In Uniform Convergence Learning, The Expectation of the Loss from any Learner Approaches Zero for Large Enough Training Set Size

This posts explains why the expectation of the loss that comes from any learner approaches $0$ for large enough training set size by showing the following claim is true.

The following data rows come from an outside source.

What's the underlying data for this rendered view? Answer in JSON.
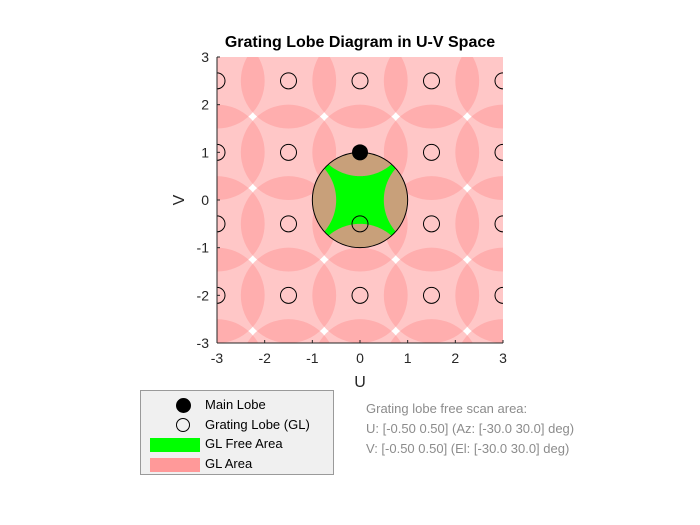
{
  "chart_data": {
    "type": "scatter",
    "title": "Grating Lobe Diagram in U-V Space",
    "xlabel": "U",
    "ylabel": "V",
    "xlim": [
      -3,
      3
    ],
    "ylim": [
      -3,
      3
    ],
    "xticks": [
      "-3",
      "-2",
      "-1",
      "0",
      "1",
      "2",
      "3"
    ],
    "yticks": [
      "3",
      "2",
      "1",
      "0",
      "-1",
      "-2",
      "-3"
    ],
    "grid": false,
    "visible_region_radius": 1,
    "main_lobe": {
      "u": 0,
      "v": 1
    },
    "grating_lobe_u": [
      -3,
      -1.5,
      0,
      1.5,
      3
    ],
    "grating_lobe_v": [
      2.5,
      1,
      -0.5,
      -2
    ],
    "legend_position": "bottom-left",
    "series": [
      {
        "name": "Main Lobe",
        "x": [
          0
        ],
        "y": [
          1
        ]
      },
      {
        "name": "Grating Lobe (GL)",
        "x": [
          -3,
          -1.5,
          0,
          1.5,
          3,
          -3,
          -1.5,
          1.5,
          3,
          -3,
          -1.5,
          0,
          1.5,
          3,
          -3,
          -1.5,
          0,
          1.5,
          3
        ],
        "y": [
          2.5,
          2.5,
          2.5,
          2.5,
          2.5,
          1,
          1,
          1,
          1,
          -0.5,
          -0.5,
          -0.5,
          -0.5,
          -0.5,
          -2,
          -2,
          -2,
          -2,
          -2
        ]
      },
      {
        "name": "GL Free Area"
      },
      {
        "name": "GL Area"
      }
    ],
    "annotation": [
      "Grating lobe free scan area:",
      "U: [-0.50 0.50] (Az: [-30.0 30.0] deg)",
      "V: [-0.50 0.50] (El: [-30.0 30.0] deg)"
    ]
  },
  "colors": {
    "gl_area": "#ff9999",
    "gl_free": "#00ff00",
    "visible_region": "#c8a07a",
    "text": "#262626",
    "annotation": "#8c8c8c"
  }
}
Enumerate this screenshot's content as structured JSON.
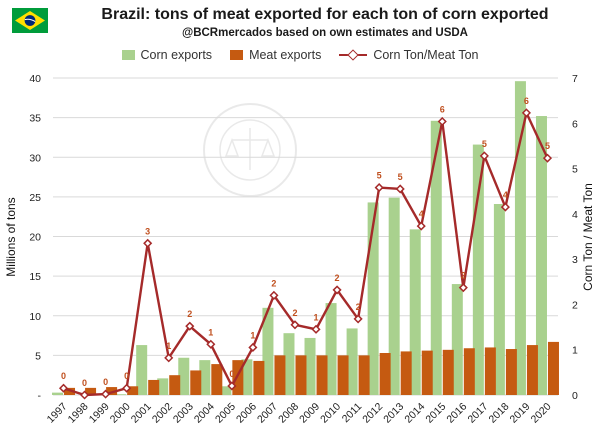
{
  "chart_data": {
    "type": "bar",
    "title": "Brazil: tons of meat exported for each ton of corn exported",
    "subtitle": "@BCRmercados based on own estimates and USDA",
    "ylabel": "Millions of tons",
    "y2label": "Corn Ton / Meat Ton",
    "ylim": [
      0,
      40
    ],
    "y2lim": [
      0,
      7
    ],
    "grid": true,
    "legend_position": "top",
    "categories": [
      "1997",
      "1998",
      "1999",
      "2000",
      "2001",
      "2002",
      "2003",
      "2004",
      "2005",
      "2006",
      "2007",
      "2008",
      "2009",
      "2010",
      "2011",
      "2012",
      "2013",
      "2014",
      "2015",
      "2016",
      "2017",
      "2018",
      "2019",
      "2020"
    ],
    "series": [
      {
        "name": "Corn exports",
        "kind": "bar",
        "color": "#a9d18e",
        "values": [
          0.3,
          0.0,
          0.1,
          0.1,
          6.3,
          2.1,
          4.7,
          4.4,
          1.1,
          4.5,
          11.0,
          7.8,
          7.2,
          11.6,
          8.4,
          24.3,
          24.9,
          20.9,
          34.6,
          14.0,
          31.6,
          24.1,
          39.6,
          35.2
        ]
      },
      {
        "name": "Meat exports",
        "kind": "bar",
        "color": "#c55a11",
        "values": [
          0.9,
          0.9,
          1.0,
          1.1,
          1.9,
          2.5,
          3.1,
          3.9,
          4.4,
          4.3,
          5.0,
          5.0,
          5.0,
          5.0,
          5.0,
          5.3,
          5.5,
          5.6,
          5.7,
          5.9,
          6.0,
          5.8,
          6.3,
          6.7
        ]
      },
      {
        "name": "Corn Ton/Meat Ton",
        "kind": "line",
        "axis": "right",
        "color": "#a52a2a",
        "values": [
          0.15,
          0.0,
          0.02,
          0.15,
          3.35,
          0.82,
          1.52,
          1.12,
          0.2,
          1.05,
          2.2,
          1.55,
          1.45,
          2.32,
          1.68,
          4.58,
          4.55,
          3.73,
          6.04,
          2.37,
          5.28,
          4.15,
          6.23,
          5.23
        ]
      }
    ],
    "point_labels": [
      "0",
      "0",
      "0",
      "0",
      "3",
      "1",
      "2",
      "1",
      "0",
      "1",
      "2",
      "2",
      "1",
      "2",
      "2",
      "5",
      "5",
      "4",
      "6",
      "2",
      "5",
      "4",
      "6",
      "5"
    ],
    "colors": {
      "corn": "#a9d18e",
      "meat": "#c55a11",
      "line": "#a52a2a",
      "labels": "#c0501f",
      "grid": "#d9d9d9"
    },
    "flag": "brazil-flag-icon",
    "watermark": "BOLSA DE COMERCIO DE ROSARIO"
  }
}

Claim. Given a domain set $Z$, for any probability distribution $\mathcal{D}$ , any learning algorithm $A$ that takes the training set $S\sim\mathcal{D}^m$ and any loss function $L: A(S)\times Z\to[0, 1]$, the following two statements are equivalents:

  • 1. Forevery $\epsilon, \delta\gt 0$, there exists $m(\epsilon,\delta)$ such that $\forall m\ge m(\epsilon,\delta)$ $$ \mathcal{P}\lbrace(h_S=A(S))\in\mathcal{H}: L_\mathcal{D}(h_S)\gt\epsilon\rbrace\lt\delta $$
  • 2. $\lim_{m \to \infty} \underset{S\sim\mathcal{D}^m}{\mathbb{E}}[ L_\mathcal{D}(A(S))]=0$

Proof. (1. $\Rightarrow$ 2.) Assume condition in 1. holds and denote by the random variable $X$ the loss $L_\mathcal{D}(A(S))$. Then we have $$ \begin{align} \underset{S\sim\mathcal{D}^m}{\mathbb{E}}[ L_\mathcal{D}(A(S))]&=\underset{S\sim\mathcal{D}^m}{\mathbb{E}}[X]\newline &=\int_{0}^{1} xf(x)\ dx\newline &=\int_{0}^{1}(1-F(x))\ dx\newline &=\int_{0}^{1}\mathbb{P}\lbrace X \gt x\rbrace\ dx\newline &\le\int_{0}^{1}\epsilon\ dx\hspace{1em}\text{ for any }\epsilon\in(0, 1)\newline &=\epsilon x\Big|_0^1\newline &=\epsilon. \end{align} $$

This implies that $\lim_{m \to \infty} \underset{S\sim\mathcal{D}^m}{\mathbb{E}}[ L_\mathcal{D}(A(S))]=0$.

(2. $\Rightarrow$ 1.) Assume condition in 2. holds and when $m\to\infty$ from Markov's inequality, we have that

$$ \begin{align} \mathbb{P}\lbrace X\gt\epsilon\rbrace&\le \frac{\mathbb{E}[X]}{\epsilon}\newline &\lt\frac{\delta\times\epsilon}{\epsilon}\newline &=\delta. \end{align} $$

The above inequality shows that for any $\epsilon, \delta\in(0, 1)$, if we choose $m$ large enough, say $\forall m\ge m_\mathcal{H}^{UC}(\epsilon, \delta)$ for some function $m_\mathcal{H}^{UC}: (0, 1)^2\to\mathbb{N}$, we always have $\mathbb{P}\lbrace (h_S=A(S))\in\mathcal{H}: L_\mathcal{D}(A(S))\gt\epsilon\rbrace\lt\delta$.

This concludes our proof of the claim.$\square$